Devant l'ONU, 46 pays soutiennent la politique de Pékin

Pourtant, au-delà des accusations de violation des droits de l'homme formulées par certains pays, une dimension stratégique et politique se dessine. En témoigne le bras de fer de déclarations pro et anti-Pékin qui s'est récemment invité à l'Organisation des Nations unies (ONU), sur le sujet.

Nous réaffirmons [...] notre opposition ferme à la pratique de politisation des questions de droits humains et au deux poids, deux mesures

En écho à une déclaration commune dans laquelle 27 Etats (dont la France, le Royaume-Uni ou encore l'Allemagne) s'inquiétaient du traitement des minorités dans le Xinjiang, 46 pays répondaient le 1er juillet par une contre-déclaration, dans laquelle ils approuvaient l'action du pouvoir central chinois au Xinjiang. Parmi les signataires (en dehors de la Chine elle-même), on retrouvait entre autres la Russie, le Venezuela, Cuba... mais aussi de nombreux pays à majorité musulmane comme l'Arabie saoudite, l'Iran, l'Egypte, l'Irak, la Palestine ou encore la Syrie.

Si la vue des auteurs de cette contre-déclaration faisait s'étrangler Raphaël Glucksmann, qui dénonçait une «liste de la honte», les signataires soulignaient de leur côté leur «opposition ferme à la pratique de politisation des questions de droits humains et au deux poids, deux mesures».

Considérant le «terrorisme et l'extrémisme» comme des «ennemis communs à tous les êtres humains», les 46 signataires saluaient le fait que Pékin ait ramené «la sécurité et la stabilité» dans le Xinjiang tout en «sauvegardant» les «droits humains des personnes de tous les groupes ethniques» de cette région. «Nous exhortons à s'abstenir d'allégations infondées contre la Chine, basées sur la désinformation», poursuivaient les 46 pays en question.

En outre, en juillet 2020 également, le président turc Recep Tayyip Erdogan a prôné après une visite en Chine une solution à la situation des Ouïghours au Xinjiang «tenant compte des sensibilités» des deux parties.
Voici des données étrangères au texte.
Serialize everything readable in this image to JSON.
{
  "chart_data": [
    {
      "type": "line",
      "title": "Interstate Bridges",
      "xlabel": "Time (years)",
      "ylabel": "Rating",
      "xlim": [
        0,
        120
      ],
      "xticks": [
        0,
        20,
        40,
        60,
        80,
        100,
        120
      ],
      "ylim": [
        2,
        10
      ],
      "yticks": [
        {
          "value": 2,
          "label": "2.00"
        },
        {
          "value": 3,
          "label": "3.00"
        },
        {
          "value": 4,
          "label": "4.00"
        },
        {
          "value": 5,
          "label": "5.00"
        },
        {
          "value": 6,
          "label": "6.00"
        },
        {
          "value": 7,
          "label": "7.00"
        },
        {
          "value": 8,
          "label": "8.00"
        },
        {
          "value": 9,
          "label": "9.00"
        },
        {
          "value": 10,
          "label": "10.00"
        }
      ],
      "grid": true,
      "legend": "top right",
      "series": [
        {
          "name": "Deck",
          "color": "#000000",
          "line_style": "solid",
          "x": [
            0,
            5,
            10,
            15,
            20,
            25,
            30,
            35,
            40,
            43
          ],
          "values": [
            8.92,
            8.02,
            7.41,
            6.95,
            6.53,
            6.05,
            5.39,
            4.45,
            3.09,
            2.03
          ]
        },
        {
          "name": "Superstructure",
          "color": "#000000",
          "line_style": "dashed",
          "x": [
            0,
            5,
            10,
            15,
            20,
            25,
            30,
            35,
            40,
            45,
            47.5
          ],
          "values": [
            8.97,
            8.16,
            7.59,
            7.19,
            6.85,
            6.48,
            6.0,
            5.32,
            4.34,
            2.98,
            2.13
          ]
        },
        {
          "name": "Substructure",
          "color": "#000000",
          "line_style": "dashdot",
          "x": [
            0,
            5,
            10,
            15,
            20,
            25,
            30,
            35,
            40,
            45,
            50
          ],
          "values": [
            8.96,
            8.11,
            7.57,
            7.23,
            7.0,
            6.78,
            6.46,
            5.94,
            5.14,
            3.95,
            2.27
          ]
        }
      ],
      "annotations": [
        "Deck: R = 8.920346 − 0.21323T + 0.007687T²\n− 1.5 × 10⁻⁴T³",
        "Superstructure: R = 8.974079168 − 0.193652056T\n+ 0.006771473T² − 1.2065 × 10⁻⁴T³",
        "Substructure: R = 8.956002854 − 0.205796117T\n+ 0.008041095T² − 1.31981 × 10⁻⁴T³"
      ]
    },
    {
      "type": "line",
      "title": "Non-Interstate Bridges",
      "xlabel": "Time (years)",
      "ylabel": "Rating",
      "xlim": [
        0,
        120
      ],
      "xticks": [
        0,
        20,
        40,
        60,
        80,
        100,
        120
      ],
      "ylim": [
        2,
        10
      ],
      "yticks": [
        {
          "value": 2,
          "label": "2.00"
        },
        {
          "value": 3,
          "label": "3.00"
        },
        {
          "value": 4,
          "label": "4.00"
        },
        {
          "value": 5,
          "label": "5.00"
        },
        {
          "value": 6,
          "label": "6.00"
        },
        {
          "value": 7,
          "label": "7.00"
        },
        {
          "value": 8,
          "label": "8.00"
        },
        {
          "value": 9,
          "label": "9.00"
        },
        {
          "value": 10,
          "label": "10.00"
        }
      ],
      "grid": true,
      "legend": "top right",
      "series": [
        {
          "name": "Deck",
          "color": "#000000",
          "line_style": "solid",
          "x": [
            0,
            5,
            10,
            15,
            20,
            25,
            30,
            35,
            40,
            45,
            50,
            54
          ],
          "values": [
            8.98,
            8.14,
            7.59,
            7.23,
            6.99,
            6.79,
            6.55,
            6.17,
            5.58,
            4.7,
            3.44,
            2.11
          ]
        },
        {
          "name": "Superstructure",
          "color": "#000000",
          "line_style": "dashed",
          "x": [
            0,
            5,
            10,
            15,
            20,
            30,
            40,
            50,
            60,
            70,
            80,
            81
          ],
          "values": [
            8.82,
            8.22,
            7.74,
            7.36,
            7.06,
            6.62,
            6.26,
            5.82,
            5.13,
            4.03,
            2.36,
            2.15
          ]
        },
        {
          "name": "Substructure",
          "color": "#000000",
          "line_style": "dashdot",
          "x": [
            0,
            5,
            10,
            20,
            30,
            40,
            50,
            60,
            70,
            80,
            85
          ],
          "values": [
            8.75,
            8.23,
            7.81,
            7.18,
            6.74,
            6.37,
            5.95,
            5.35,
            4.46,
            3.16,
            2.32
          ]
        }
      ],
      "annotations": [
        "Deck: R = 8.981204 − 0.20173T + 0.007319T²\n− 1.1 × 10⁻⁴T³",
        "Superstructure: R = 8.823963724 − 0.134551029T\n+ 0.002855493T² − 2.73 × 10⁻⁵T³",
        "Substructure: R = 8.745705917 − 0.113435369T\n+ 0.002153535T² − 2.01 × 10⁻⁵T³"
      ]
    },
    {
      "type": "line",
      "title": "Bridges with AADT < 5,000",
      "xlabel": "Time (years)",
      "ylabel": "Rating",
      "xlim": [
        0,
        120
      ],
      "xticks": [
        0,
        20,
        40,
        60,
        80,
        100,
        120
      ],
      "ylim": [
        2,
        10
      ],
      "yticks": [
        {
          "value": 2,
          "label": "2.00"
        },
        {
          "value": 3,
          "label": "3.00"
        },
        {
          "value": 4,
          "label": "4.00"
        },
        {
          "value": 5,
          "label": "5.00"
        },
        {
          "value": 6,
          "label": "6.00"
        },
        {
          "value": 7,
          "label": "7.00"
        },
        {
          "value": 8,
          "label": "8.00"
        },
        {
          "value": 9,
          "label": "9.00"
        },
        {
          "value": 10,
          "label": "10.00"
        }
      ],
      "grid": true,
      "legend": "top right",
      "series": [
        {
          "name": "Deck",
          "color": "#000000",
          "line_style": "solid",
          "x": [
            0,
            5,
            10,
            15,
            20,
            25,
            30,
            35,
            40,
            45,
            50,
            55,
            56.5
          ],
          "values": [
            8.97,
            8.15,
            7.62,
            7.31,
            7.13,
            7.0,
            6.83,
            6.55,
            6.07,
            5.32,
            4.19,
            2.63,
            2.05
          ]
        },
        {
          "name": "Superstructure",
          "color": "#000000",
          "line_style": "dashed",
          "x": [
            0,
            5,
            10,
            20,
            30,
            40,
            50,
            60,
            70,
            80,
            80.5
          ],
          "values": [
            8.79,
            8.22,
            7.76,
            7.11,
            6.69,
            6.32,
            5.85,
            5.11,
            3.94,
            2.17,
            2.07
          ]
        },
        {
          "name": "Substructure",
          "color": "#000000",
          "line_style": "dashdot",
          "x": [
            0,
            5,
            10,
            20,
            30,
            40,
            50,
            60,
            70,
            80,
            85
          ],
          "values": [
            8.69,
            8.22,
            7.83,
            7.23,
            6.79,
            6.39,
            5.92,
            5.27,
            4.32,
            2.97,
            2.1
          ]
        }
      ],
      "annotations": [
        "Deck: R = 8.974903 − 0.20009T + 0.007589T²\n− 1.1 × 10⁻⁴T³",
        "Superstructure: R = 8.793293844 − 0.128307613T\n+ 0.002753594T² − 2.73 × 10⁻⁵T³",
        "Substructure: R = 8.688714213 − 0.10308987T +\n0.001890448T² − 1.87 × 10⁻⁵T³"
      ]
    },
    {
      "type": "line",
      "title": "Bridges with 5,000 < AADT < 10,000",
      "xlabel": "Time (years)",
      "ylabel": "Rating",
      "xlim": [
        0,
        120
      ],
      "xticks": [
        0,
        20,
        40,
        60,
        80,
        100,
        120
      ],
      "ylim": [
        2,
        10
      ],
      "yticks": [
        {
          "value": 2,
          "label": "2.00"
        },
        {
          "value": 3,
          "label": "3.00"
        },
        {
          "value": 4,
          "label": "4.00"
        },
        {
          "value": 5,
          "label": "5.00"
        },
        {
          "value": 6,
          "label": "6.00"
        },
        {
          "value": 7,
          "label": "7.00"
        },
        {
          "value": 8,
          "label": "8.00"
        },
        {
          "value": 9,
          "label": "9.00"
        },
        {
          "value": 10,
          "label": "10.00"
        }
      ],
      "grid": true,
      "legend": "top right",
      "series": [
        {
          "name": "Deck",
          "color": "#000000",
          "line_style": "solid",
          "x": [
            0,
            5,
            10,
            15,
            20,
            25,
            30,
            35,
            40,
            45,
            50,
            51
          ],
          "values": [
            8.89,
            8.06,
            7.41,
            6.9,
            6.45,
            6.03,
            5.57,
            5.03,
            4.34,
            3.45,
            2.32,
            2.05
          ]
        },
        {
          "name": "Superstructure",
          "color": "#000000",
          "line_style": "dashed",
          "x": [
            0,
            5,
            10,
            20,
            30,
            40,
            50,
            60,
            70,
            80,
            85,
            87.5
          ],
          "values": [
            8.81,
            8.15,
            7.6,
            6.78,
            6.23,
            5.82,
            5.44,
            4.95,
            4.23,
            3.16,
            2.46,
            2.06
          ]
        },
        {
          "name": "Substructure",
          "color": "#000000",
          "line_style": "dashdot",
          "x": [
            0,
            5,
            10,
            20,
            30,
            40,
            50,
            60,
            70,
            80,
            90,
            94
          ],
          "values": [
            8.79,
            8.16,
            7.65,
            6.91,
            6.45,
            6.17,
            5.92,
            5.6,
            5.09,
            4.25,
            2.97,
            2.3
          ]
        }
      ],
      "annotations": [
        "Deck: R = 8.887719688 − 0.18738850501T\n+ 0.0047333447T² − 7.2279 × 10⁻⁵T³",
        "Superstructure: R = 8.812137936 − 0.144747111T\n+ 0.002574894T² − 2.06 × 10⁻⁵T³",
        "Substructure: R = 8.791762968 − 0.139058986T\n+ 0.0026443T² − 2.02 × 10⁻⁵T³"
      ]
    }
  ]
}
Une volte-face diplomatique d'Ankara : au début de l'année 2019, le ministère turc des Affaires étrangères avait qualifié de «honte pour l'humanité» le traitement réservé aux Ouïghours.

Sous le vernis humanitaire, la confrontation stratégique ?

Comment comprendre le soutien international affiché par certains Etats à la politique de Pékin au Xinjiang, à la lumière du récit médiatique dominant, largement centré, en France notamment, sur la question des droits de l'homme ?

Pour le sociologue allemand Adrian Zenz, en pointe dans la dénonciation de la répression des Ouïghours mais dont les travaux soulèvent des critiques, la réponse est claire. «La plupart des [46] pays ont signé par pragmatisme, même s’ils ne sont pas forcément d’accord avec ce qu’il se passe dans le Xinjiang, car la relation avec la Chine est plus importante que les questions de droits de l’Homme», estime-t-il, cité par Libération

Mais ces accusations demeurent aussi difficilement vérifiables que les intentions louables proclamées par Washington ou Paris en matière de défense des droits des minorités chinoises... qui cadrent curieusement avec leur agenda politique.